5. Headlines & Macro
Memory Inflation:
Consistent and massive price hikes from memory manufacturers are now creeping their way into overall inflation dynamics. Consumer hardware giants like Apple and Microsoft's Xbox are jacking up prices to account for rising component costs, and it sounds like those costs will just keep rising in the near term while shortages persist. If all of the new supply coming online next year doesn't take care of the scarcity issue, I think there's a small but growing chance that the federal government steps in to implement some kind of temporary regulation to cap pricing for the time being. That always creates inefficiency and deadweight loss, but it may be a necessary concession to accept if this is going to have a material impact on headline inflation numbers. That would quickly slow growth and gross margin expansion for all of these vendors, as both of those things are currently mostly powered by price raises. Not a prediction, but something to keep an eye on and something that my buy-side friends are also considering a rising possibility.

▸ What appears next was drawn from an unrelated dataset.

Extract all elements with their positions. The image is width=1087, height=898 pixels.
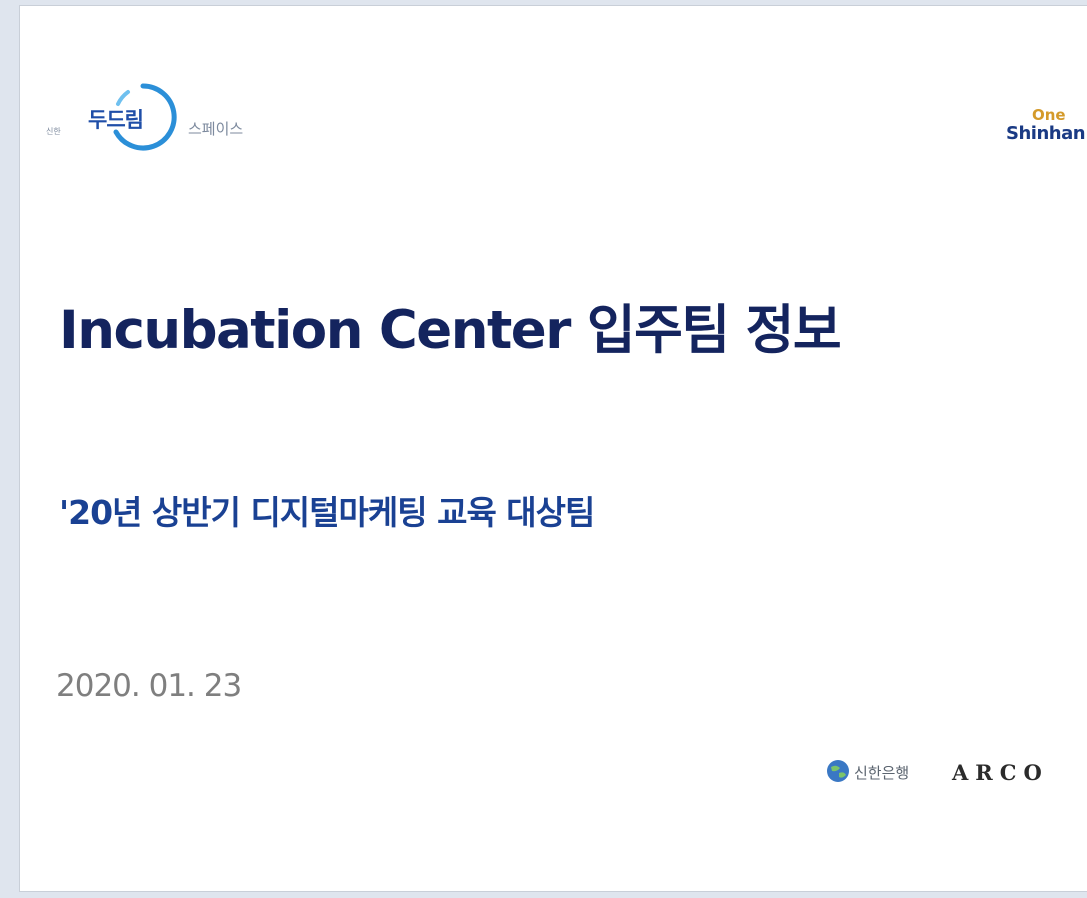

- Apple is also reportedly asking for permission to buy memory from a Chinese supplier currently on the military's blacklist.
More Macro Data:
The core personal consumption expenditures (PCE) was in line with expectations but still quite elevated. It rose by 0.3% month-over-month (M/M) and by 3.4% Y/Y due to hot services pricing and resilient consumer spending. That's not all bad news, but it does point to stickier and more structural inflation, which makes more hawkish fed policy a more likely outcome. That's especially true if war continues to rage in the Middle East, as energy pricing will indirectly impact core readings (even if directly excluded). Output data for the week was good across manufacturing indexes, while the latest Q1 GDP reading was 2.1% vs. 1.6% expected. Finally, initial jobless claims were slightly lower than expected.
Company Headlines:
- OpenAI is considering a 1 year IPO delay.
- Amazon is investing $13B in India cloud infrastructure through 2030, boosting its existing commitment from about $35B.
- Alphabet has lost a few key pieces of AI talent over the last couple weeks. Noam Shazeer (Gemini’s co-lead) leaving for OpenAI is the highest profile. Also lost a Google DeepMind VP to Anthropic and two other researchers to Anthropic (which it owns nearly 15% of). We continue to see AI companies steal talent from each other pretty consistently. I am not fretting. Google DeepMind is known for its deep bench of world-class talent, and this doesn't change that in the least. The company is also reorganizing some AI team talent.
- Zscaler is deepening its AWS partnership to include safe AI enablement and adoption for the public sector, hospitals and schools. AWS is a big, big part of those sectors. This allows customers to more safely embrace the technological change while more easily doing so with Zscaler’s products.
- Palantir & Zeta signed a new 7-year deal for Zeta to use Palantir as the foundation for their data platform. The two will also spearhead a "joint go to market" to help customers sharpen their advertising practices with better data and technology. This is probably a bigger positive for Zeta than Palantir in terms of potential financial impact. In other Palantir news, The U.S. Army’s Next Generation Command and Control (NGC2) platform, purpose-built to modernize battlefield analytics and decision-making, is using Palantir as a key cloud data partner to power its evolution. This will function as that product’s source of efficient and cohesive data ingestion, creating interoperable insight out of formerly disparate silos to use in a highly relevant and customized model. This means the U.S. Army can work in more informed, safe and effective manners.
- Uber added FedEx Office, Kiehl's, Choice Pet and a few other brick and mortar vendors to Uber Eats.
- The early part of Amazon's Prime Week went a bit better than Bloomberg consensus. We should get more news on this soon. You might see headlines about Y/Y declines, but it's important to keep in mind that Amazon keeps adding more days to these events, so it's not a fair comparison.